690 :
スピノザ ◆ehSfEQPchg :
では、いつもの、苦行の成果を投下いたします。
わな 金且愛(キム・チャエ)
あらすじ
彼は、消毒器から取り出した、まだ温かい緑色のガウンを羽織る。
黒々としていた彼の髪も、あの事件以来真っ白になってしまった。
カンミンス。
憎んでも憎みきれない男は、ドアの向こうに横たわっている。
五年前、一人娘だったウンヒは、カンミンスに恋をし、そして
カンミンスの獣欲の犠牲になった。(強姦らしいが、ウンヒが恋を
した、と書いてあるので、どのぐらいの強姦か不明)。
裁判が始まった。
しかし、金持ちの父親を持つカンミンスは、たった一年の
刑を受けただけだった。
そのカンミンスが、脳腫瘍の患者として、今彼の隣室に横たわって
いる。

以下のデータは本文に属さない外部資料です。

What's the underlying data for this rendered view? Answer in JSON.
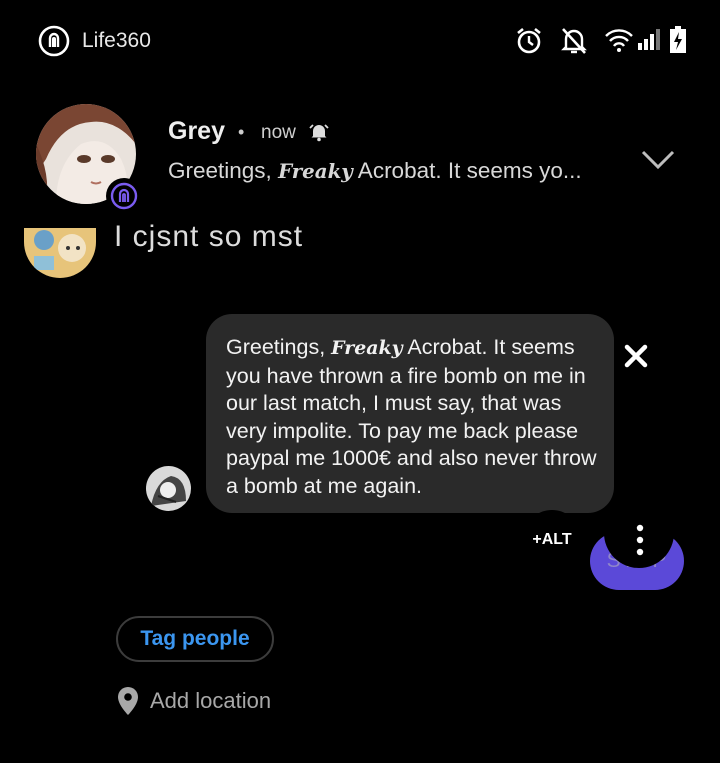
{
  "status_bar": {
    "app_name": "Life360",
    "icons": [
      "life360-icon",
      "alarm-icon",
      "notifications-off-icon",
      "wifi-icon",
      "signal-icon",
      "battery-charging-icon"
    ]
  },
  "notification": {
    "sender": "Grey",
    "separator": "•",
    "time": "now",
    "preview_prefix": "Greetings, ",
    "preview_script": "Freaky",
    "preview_suffix": " Acrobat. It seems yo...",
    "icons": [
      "avatar",
      "life360-badge-icon",
      "bell-icon",
      "chevron-down-icon"
    ]
  },
  "background_chat": {
    "text": "I cjsnt so mst"
  },
  "bubble": {
    "prefix": "Greetings, ",
    "script_word": "Freaky",
    "suffix": " Acrobat. It seems you have thrown a fire bomb on me in our last match, I must say, that was very impolite. To pay me back please paypal me 1000€ and also never throw a bomb at me again."
  },
  "controls": {
    "alt_label": "+ALT",
    "stop_label": "STOP",
    "tag_people": "Tag people",
    "add_location": "Add location"
  },
  "colors": {
    "background": "#000000",
    "bubble": "#2a2a2a",
    "accent_blue": "#3b96f0",
    "stop_purple": "#5b49d8",
    "life360_purple": "#7a5cf0"
  }
}
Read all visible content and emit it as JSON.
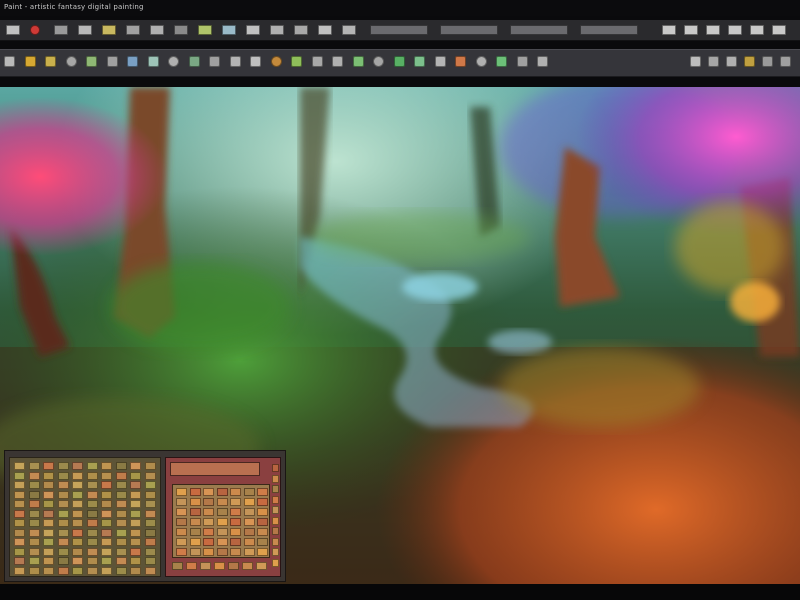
{
  "window": {
    "title": "Paint - artistic fantasy digital painting"
  },
  "menubar": {
    "button_colors": [
      "#c0c0c0",
      "#cf3a36",
      "#9a9a9a",
      "#b8b8b8",
      "#c8b860",
      "#a0a0a0",
      "#b0b0b0",
      "#8a8a8a",
      "#b0c46a",
      "#9abac8",
      "#c0c0c0",
      "#b0b0b0",
      "#a8a8a8",
      "#c0c0c0",
      "#b4b4b4"
    ]
  },
  "toolbar": {
    "tool_colors": [
      "#b9b9b9",
      "#d6a832",
      "#c9b04c",
      "#a6a6a6",
      "#8fb874",
      "#a0a0a0",
      "#7aa0c4",
      "#9ec4b8",
      "#b0b0b0",
      "#7aa884",
      "#a0a0a0",
      "#b4b4b4",
      "#c0c0c0",
      "#c48a3c",
      "#8fbf5a",
      "#a8a8a8",
      "#b0b0b0",
      "#7cbf74",
      "#a6a6a6",
      "#58b064",
      "#7cc08c",
      "#b4b4b4",
      "#d07848",
      "#b0b0b0",
      "#6cc078",
      "#a0a0a0",
      "#b0b0b0"
    ],
    "right_tool_colors": [
      "#bdbdbd",
      "#a6a6a6",
      "#b0b0b0",
      "#c0a040",
      "#9a9a9a",
      "#a0a0a0"
    ]
  },
  "palette": {
    "left_colors": [
      "#c5a45a",
      "#a89050",
      "#c8784a",
      "#9c8a4c",
      "#b67a52",
      "#a8a050",
      "#c09450",
      "#8a7a44",
      "#cf9458",
      "#b08c4c",
      "#a8a050",
      "#c48a52",
      "#b09248",
      "#9a8a4a",
      "#c69a54",
      "#ae8e4a",
      "#b8904e",
      "#c07c4a",
      "#a69648",
      "#b48e50",
      "#c4a058",
      "#9c8c4a",
      "#b28a4c",
      "#c08c52"
    ],
    "right_colors": [
      "#e0a04c",
      "#c86a40",
      "#d89454",
      "#b86440",
      "#cc8a4c",
      "#a8824a",
      "#d07c48",
      "#c49458",
      "#d89048",
      "#b47848",
      "#c88a4e",
      "#d09a56"
    ]
  }
}
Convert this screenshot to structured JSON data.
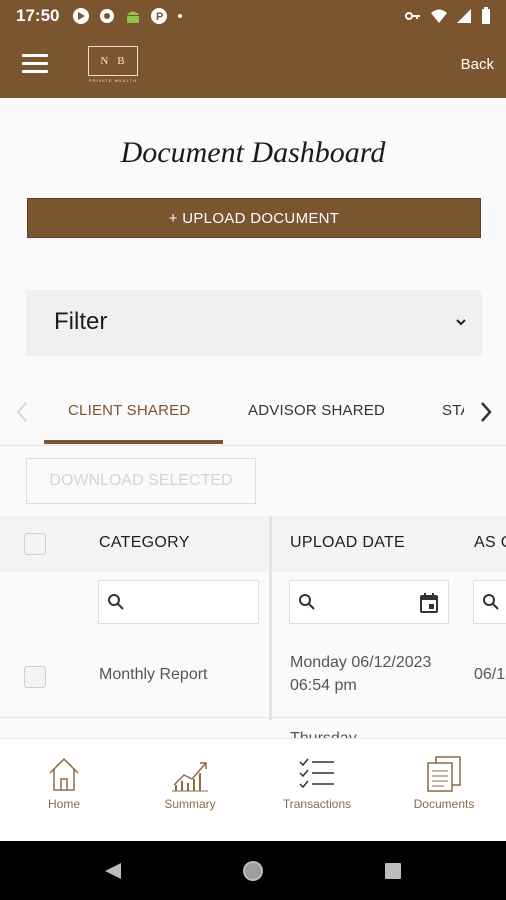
{
  "status_bar": {
    "time": "17:50"
  },
  "header": {
    "logo_letters": [
      "N",
      "B"
    ],
    "logo_subtext": "PRIVATE WEALTH",
    "back_label": "Back"
  },
  "page": {
    "title": "Document Dashboard",
    "upload_label": "+ UPLOAD DOCUMENT",
    "filter_label": "Filter"
  },
  "tabs": [
    {
      "label": "CLIENT SHARED",
      "active": true
    },
    {
      "label": "ADVISOR SHARED",
      "active": false
    },
    {
      "label": "STA",
      "active": false
    }
  ],
  "download_label": "DOWNLOAD SELECTED",
  "table": {
    "columns": [
      "CATEGORY",
      "UPLOAD DATE",
      "AS O"
    ],
    "rows": [
      {
        "category": "Monthly Report",
        "upload_date_line1": "Monday 06/12/2023",
        "upload_date_line2": "06:54 pm",
        "as_of": "06/1"
      },
      {
        "category": "",
        "upload_date_line1": "Thursday",
        "upload_date_line2": "",
        "as_of": ""
      }
    ]
  },
  "bottom_nav": [
    {
      "label": "Home",
      "icon": "home-icon"
    },
    {
      "label": "Summary",
      "icon": "chart-icon"
    },
    {
      "label": "Transactions",
      "icon": "list-icon"
    },
    {
      "label": "Documents",
      "icon": "documents-icon"
    }
  ],
  "colors": {
    "brand": "#7b5530",
    "nav_label": "#8c6a45"
  }
}
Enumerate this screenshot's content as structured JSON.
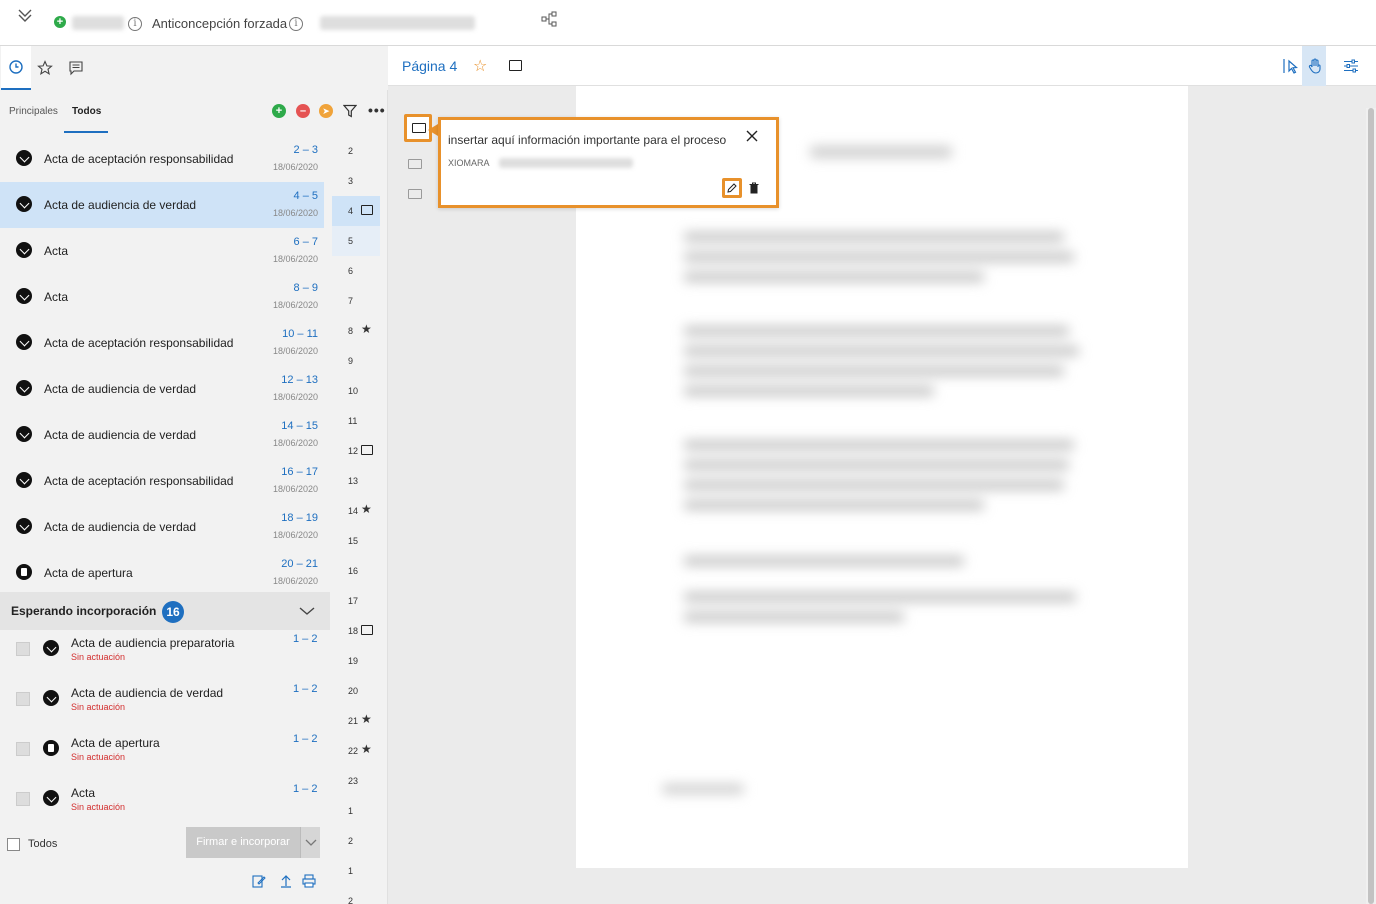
{
  "header": {
    "case_title": "Anticoncepción forzada",
    "info_glyph": "i"
  },
  "left_panel": {
    "subtabs": [
      "Principales",
      "Todos"
    ],
    "active_subtab": "Todos",
    "documents": [
      {
        "name": "Acta de aceptación responsabilidad",
        "pages": "2 – 3",
        "date": "18/06/2020",
        "icon": "signature-icon",
        "selected": false
      },
      {
        "name": "Acta de audiencia de verdad",
        "pages": "4 – 5",
        "date": "18/06/2020",
        "icon": "signature-icon",
        "selected": true
      },
      {
        "name": "Acta",
        "pages": "6 – 7",
        "date": "18/06/2020",
        "icon": "signature-icon",
        "selected": false
      },
      {
        "name": "Acta",
        "pages": "8 – 9",
        "date": "18/06/2020",
        "icon": "signature-icon",
        "selected": false
      },
      {
        "name": "Acta de aceptación responsabilidad",
        "pages": "10 – 11",
        "date": "18/06/2020",
        "icon": "signature-icon",
        "selected": false
      },
      {
        "name": "Acta de audiencia de verdad",
        "pages": "12 – 13",
        "date": "18/06/2020",
        "icon": "signature-icon",
        "selected": false
      },
      {
        "name": "Acta de audiencia de verdad",
        "pages": "14 – 15",
        "date": "18/06/2020",
        "icon": "signature-icon",
        "selected": false
      },
      {
        "name": "Acta de aceptación responsabilidad",
        "pages": "16 – 17",
        "date": "18/06/2020",
        "icon": "signature-icon",
        "selected": false
      },
      {
        "name": "Acta de audiencia de verdad",
        "pages": "18 – 19",
        "date": "18/06/2020",
        "icon": "signature-icon",
        "selected": false
      },
      {
        "name": "Acta de apertura",
        "pages": "20 – 21",
        "date": "18/06/2020",
        "icon": "file-icon",
        "selected": false
      }
    ],
    "page_numbers": [
      {
        "n": "2",
        "mark": ""
      },
      {
        "n": "3",
        "mark": ""
      },
      {
        "n": "4",
        "mark": "comment"
      },
      {
        "n": "5",
        "mark": ""
      },
      {
        "n": "6",
        "mark": ""
      },
      {
        "n": "7",
        "mark": ""
      },
      {
        "n": "8",
        "mark": "star"
      },
      {
        "n": "9",
        "mark": ""
      },
      {
        "n": "10",
        "mark": ""
      },
      {
        "n": "11",
        "mark": ""
      },
      {
        "n": "12",
        "mark": "comment"
      },
      {
        "n": "13",
        "mark": ""
      },
      {
        "n": "14",
        "mark": "star"
      },
      {
        "n": "15",
        "mark": ""
      },
      {
        "n": "16",
        "mark": ""
      },
      {
        "n": "17",
        "mark": ""
      },
      {
        "n": "18",
        "mark": "comment"
      },
      {
        "n": "19",
        "mark": ""
      },
      {
        "n": "20",
        "mark": ""
      },
      {
        "n": "21",
        "mark": "star"
      },
      {
        "n": "22",
        "mark": "star"
      },
      {
        "n": "23",
        "mark": ""
      },
      {
        "n": "1",
        "mark": ""
      },
      {
        "n": "2",
        "mark": ""
      },
      {
        "n": "1",
        "mark": ""
      },
      {
        "n": "2",
        "mark": ""
      }
    ],
    "pending": {
      "title": "Esperando incorporación",
      "count": "16",
      "items": [
        {
          "name": "Acta de audiencia preparatoria",
          "status": "Sin actuación",
          "pages": "1 – 2",
          "icon": "signature-icon"
        },
        {
          "name": "Acta de audiencia de verdad",
          "status": "Sin actuación",
          "pages": "1 – 2",
          "icon": "signature-icon"
        },
        {
          "name": "Acta de apertura",
          "status": "Sin actuación",
          "pages": "1 – 2",
          "icon": "file-icon"
        },
        {
          "name": "Acta",
          "status": "Sin actuación",
          "pages": "1 – 2",
          "icon": "signature-icon"
        }
      ]
    },
    "select_all_label": "Todos",
    "sign_button_label": "Firmar e incorporar"
  },
  "viewer": {
    "page_label": "Página 4",
    "star_glyph": "☆",
    "comment": {
      "text": "insertar aquí información importante para el proceso",
      "author": "XIOMARA"
    }
  },
  "colors": {
    "accent": "#1e6fc0",
    "highlight": "#e8912b",
    "selected_row": "#cfe3f7",
    "status_red": "#d32f2f"
  }
}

麻酔で無力となって。
691 :
スピノザ ◆ehSfEQPchg :2012/08/02(木) 14:47:03.35 ID:a/4S+YzH
(今から裁判の始まりだ)
ウンヒは、結局手首を切って自殺した。
彼ら夫婦は、絶望の淵に沈んだ。
妻は鬱病となり、彼はカンミンスを殺す、具体的な殺人計画を
練るようになった。
そして、その殺人計画が完全だと確信できるまで、行動は控えて
きた。
ところが、信じられない幸運がやってきた。
カンミンスが、彼の外来診療室にやってきたのだ。
脳腫瘍の権威である彼の下を、五年前の事件など忘れたカンミンス
が訪れたのは、ある意味で当然かも知れない。
カンミンスは、自分の脳に腫瘍があるということに衝撃を受け、
彼の言葉に唯々諾々と従った。
彼の計画通りなら、カンミ
ンスは最後の供物にならなければ
ならないはずだった。
692 :
スピノザ ◆ehSfEQPchg :2012/08/02(木) 14:47:42.07 ID:a/4S+YzH
しかし、運命は、カンミンスを最初の供物に選んだのだ。
殺しはしまい。
じわじわと、苦しみ抜いて死ぬようにしてやる。
ガラスドアを開けて、彼は手術室に入る。
手術の準備は、完璧だった。
「糸」
彼が言うと、針に通された糸が手渡される。
こうして、手術は進行していく。
手術中に、ちょっと余分な力を入れれば、簡単にカンミンスを
殺すことが出来るが、その衝動を彼は抑える。
彼は、いつもの手術と同じ注意深い手つきで手術を行っていく。
カンミンスに、こんな注意はいらないともお思うが、ナースたちの
目がある手前、普段と同じにしなければならないのだ。
長い時間をかけて、脳から腫瘍を分離させる。
腫瘍が除去され、空いへこみに、食塩水が入れられる。
万一の出血の際に止血用として準備された植物性止血剤サージセル
によって、小さな出血部が保護される。
693 :
スピノザ ◆ehSfEQPchg :2012/08/02(木) 15:04:59.96 ID:a/4S+YzH
彼は、こっそりと直径二ミリほどのガーゼをサージセルに包んで
脳に入れ込んだ。
手術は、完全に終わった。
サージセルに包まれた小さなガーゼは、ゆっくりと腐って浮くだろう。
そして、その周りの脳も死んでいくだろう。
だが、誰にもその理由は分からないだろう。
小さなガーゼは、レントゲンにも写らないのだから。
カンミンスは、苦痛のうちに死んでいくだろう。
あのウンヒの死から五年たった今日、やっと復讐がかなうのだ。
彼が、ガラス戸を開けて手術室を出て行く姿が、看護婦たちの
目に映った。(いきなりの視点の揺れ)。
彼は、おもむろに煙草を吸う。
そこに、リー看護婦がやってきて、謎めいた微笑を浮かべる。
その微笑を見て、彼はへなへなとその場に座り込む。